1.水晶発信器の電源ピンとGNDピンの間に10uFの積層フィルムコンデンサを接続
2.水晶発信器を乗せているICソケットの水晶発信器側にも10uFの積層フィルムコンデンサを付ける(写真には写っていないが)
3.水晶発信器を乗せているICソケットに100uFのOSコンを付ける
2,3はICソケットの該当ピン部分に電源とGNDが来るようにして容易にコンデンサをつけることが出来るようにした。
容量は手持ちの部品を流用したので適当だがこれで良い気がする。あとは、水晶発信器のクロック出力端子へ直列に可変抵抗を入れて、クロック信号のオーバーシュートを防ぐ。
後は、DVDプレーヤーに元から付いていた水晶振動子を取り外し、クロック用回路についている余分なチップコンデンサを取り外す。水晶振動子を取り外した後にあいている穴のうち、左の穴がMT1389EXEのクロックイン端子とつながっているので接続する。
後は電源を入れるだけとなるが、電圧可変の定電圧キットを使用しているので、定電圧キットから3Vが出力されるように調整をする。そしてスイッチオン。

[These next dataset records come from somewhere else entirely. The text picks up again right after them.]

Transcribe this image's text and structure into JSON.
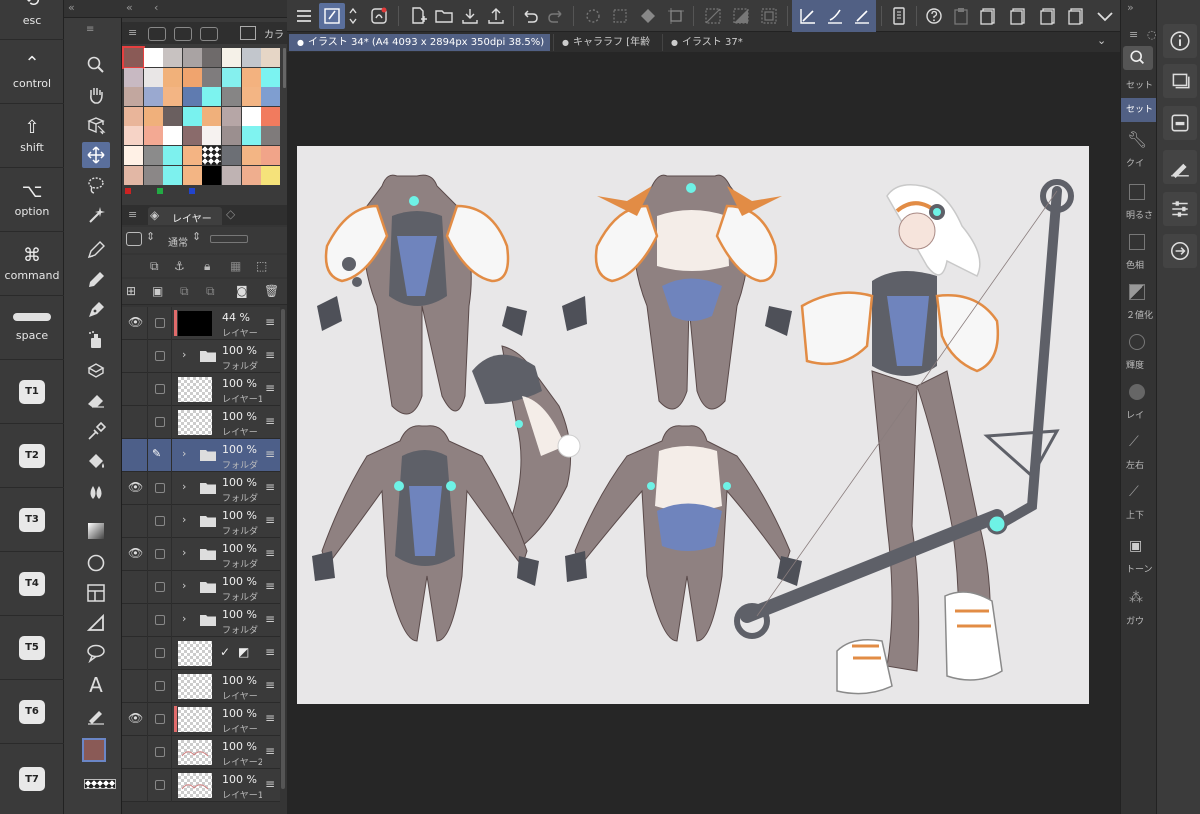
{
  "modifier_keys": [
    {
      "label": "esc",
      "icon": "esc-key-icon",
      "sym": "⟲"
    },
    {
      "label": "control",
      "icon": "control-key-icon",
      "sym": "⌃"
    },
    {
      "label": "shift",
      "icon": "shift-key-icon",
      "sym": "⇧"
    },
    {
      "label": "option",
      "icon": "option-key-icon",
      "sym": "⌥"
    },
    {
      "label": "command",
      "icon": "command-key-icon",
      "sym": "⌘"
    },
    {
      "label": "space",
      "icon": "space-key-icon",
      "sym": ""
    }
  ],
  "t_keys": [
    "T1",
    "T2",
    "T3",
    "T4",
    "T5",
    "T6",
    "T7"
  ],
  "palette": {
    "tab_label": "カラ",
    "colors": [
      "#8a5a56",
      "#ffffff",
      "#c8c2c1",
      "#a9a3a3",
      "#6e6a6a",
      "#f5f1e8",
      "#c2c6cc",
      "#e6d6c6",
      "#c8b9c2",
      "#e9e6e6",
      "#f1b17a",
      "#f0a46e",
      "#7f7c7d",
      "#85f0ee",
      "#f3b27f",
      "#7bf3f1",
      "#c2a79f",
      "#9aa9d0",
      "#f3b584",
      "#5f7bb0",
      "#7cf3ef",
      "#868585",
      "#f3b584",
      "#7f9ed0",
      "#e9b59a",
      "#f0b07b",
      "#6a5f5f",
      "#79f2ef",
      "#f0b07b",
      "#b6a6a6",
      "#ffffff",
      "#f17b5e",
      "#f6d3c6",
      "#f3a993",
      "#ffffff",
      "#8a6b6b",
      "#f6f2f0",
      "#9b8f8f",
      "#7ff3f0",
      "#7f7b7b",
      "#fff1e6",
      "#8b8b8b",
      "#7df1ee",
      "#f4b483",
      "#cccccc",
      "#6c6f75",
      "#f3b584",
      "#f1a489",
      "#e2b7a5",
      "#8b8787",
      "#7df1ee",
      "#f3b584",
      "#000000",
      "#bfb3b3",
      "#efae8e",
      "#f5e27a"
    ],
    "indicator_colors": [
      "#cc2222",
      "#22aa44",
      "#2244cc"
    ]
  },
  "layer_panel": {
    "tab_label": "レイヤー",
    "blend_mode": "通常",
    "layers": [
      {
        "visible": true,
        "opacity": "44 %",
        "name": "レイヤー",
        "type": "black",
        "clipped": true,
        "icon": ""
      },
      {
        "visible": false,
        "opacity": "100 %",
        "name": "フォルダ",
        "type": "folder",
        "clipped": false,
        "icon": ""
      },
      {
        "visible": false,
        "opacity": "100 %",
        "name": "レイヤー1",
        "type": "raster",
        "clipped": false,
        "icon": ""
      },
      {
        "visible": false,
        "opacity": "100 %",
        "name": "レイヤー",
        "type": "raster",
        "clipped": false,
        "icon": ""
      },
      {
        "visible": false,
        "opacity": "100 %",
        "name": "フォルダ",
        "type": "folder",
        "clipped": false,
        "icon": "pen",
        "selected": true
      },
      {
        "visible": true,
        "opacity": "100 %",
        "name": "フォルダ",
        "type": "folder",
        "clipped": false,
        "icon": ""
      },
      {
        "visible": false,
        "opacity": "100 %",
        "name": "フォルダ",
        "type": "folder",
        "clipped": false,
        "icon": ""
      },
      {
        "visible": true,
        "opacity": "100 %",
        "name": "フォルダ",
        "type": "folder",
        "clipped": false,
        "icon": ""
      },
      {
        "visible": false,
        "opacity": "100 %",
        "name": "フォルダ",
        "type": "folder",
        "clipped": false,
        "icon": ""
      },
      {
        "visible": false,
        "opacity": "100 %",
        "name": "フォルダ",
        "type": "folder",
        "clipped": false,
        "icon": ""
      },
      {
        "visible": false,
        "opacity": "",
        "name": "",
        "type": "raster-check",
        "clipped": false,
        "icon": ""
      },
      {
        "visible": false,
        "opacity": "100 %",
        "name": "レイヤー",
        "type": "raster",
        "clipped": false,
        "icon": ""
      },
      {
        "visible": true,
        "opacity": "100 %",
        "name": "レイヤー",
        "type": "raster",
        "clipped": true,
        "icon": ""
      },
      {
        "visible": false,
        "opacity": "100 %",
        "name": "レイヤー2",
        "type": "sketch",
        "clipped": false,
        "icon": ""
      },
      {
        "visible": false,
        "opacity": "100 %",
        "name": "レイヤー1",
        "type": "sketch",
        "clipped": false,
        "icon": ""
      }
    ]
  },
  "tabs": [
    {
      "label": "イラスト 34* (A4 4093 x 2894px 350dpi 38.5%)",
      "active": true
    },
    {
      "label": "キャララフ [年齢",
      "active": false
    },
    {
      "label": "イラスト 37*",
      "active": false
    }
  ],
  "right_panel_items": [
    "セット",
    "セット",
    "クイ",
    "明るさ",
    "色相",
    "２値化",
    "輝度",
    "レイ",
    "左右",
    "上下",
    "トーン",
    "ガウ"
  ],
  "colors": {
    "accent": "#5a6f9c",
    "main_color": "#8a5a56",
    "sub_color": "#ffffff",
    "canvas_bg": "#e8e7e8"
  }
}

正面パネルにLoadingと出てディスクが普通に回りだしたので改造は成功のようだ。

効果

当初はOPAMPとコンデンサの交換の時にした改造と比べて音のきれいさがなくなって、あまりぱっとしない音になったみたいに感じた。
原因は水晶発信器周りの電源がまずかったようで、水晶発信器の電源周りを銅箔テープで強化したり、積層フィルムコンデンサを追加(最初はつけていなかった)して、最終的にこのページに乗せたような改造にしたところとても良くなった。

音の綺麗さが増し、ホールで音楽を聴いているときのように響く感じが元のプレーヤーより強くなり、音に奥行きが出てきたように感じる。今回の改造直後にDVDプレーヤーで使われている電源の一部を外付けとして電源の強化をしたのでさらに良くなったと思う(改造3としてページ追加予定)。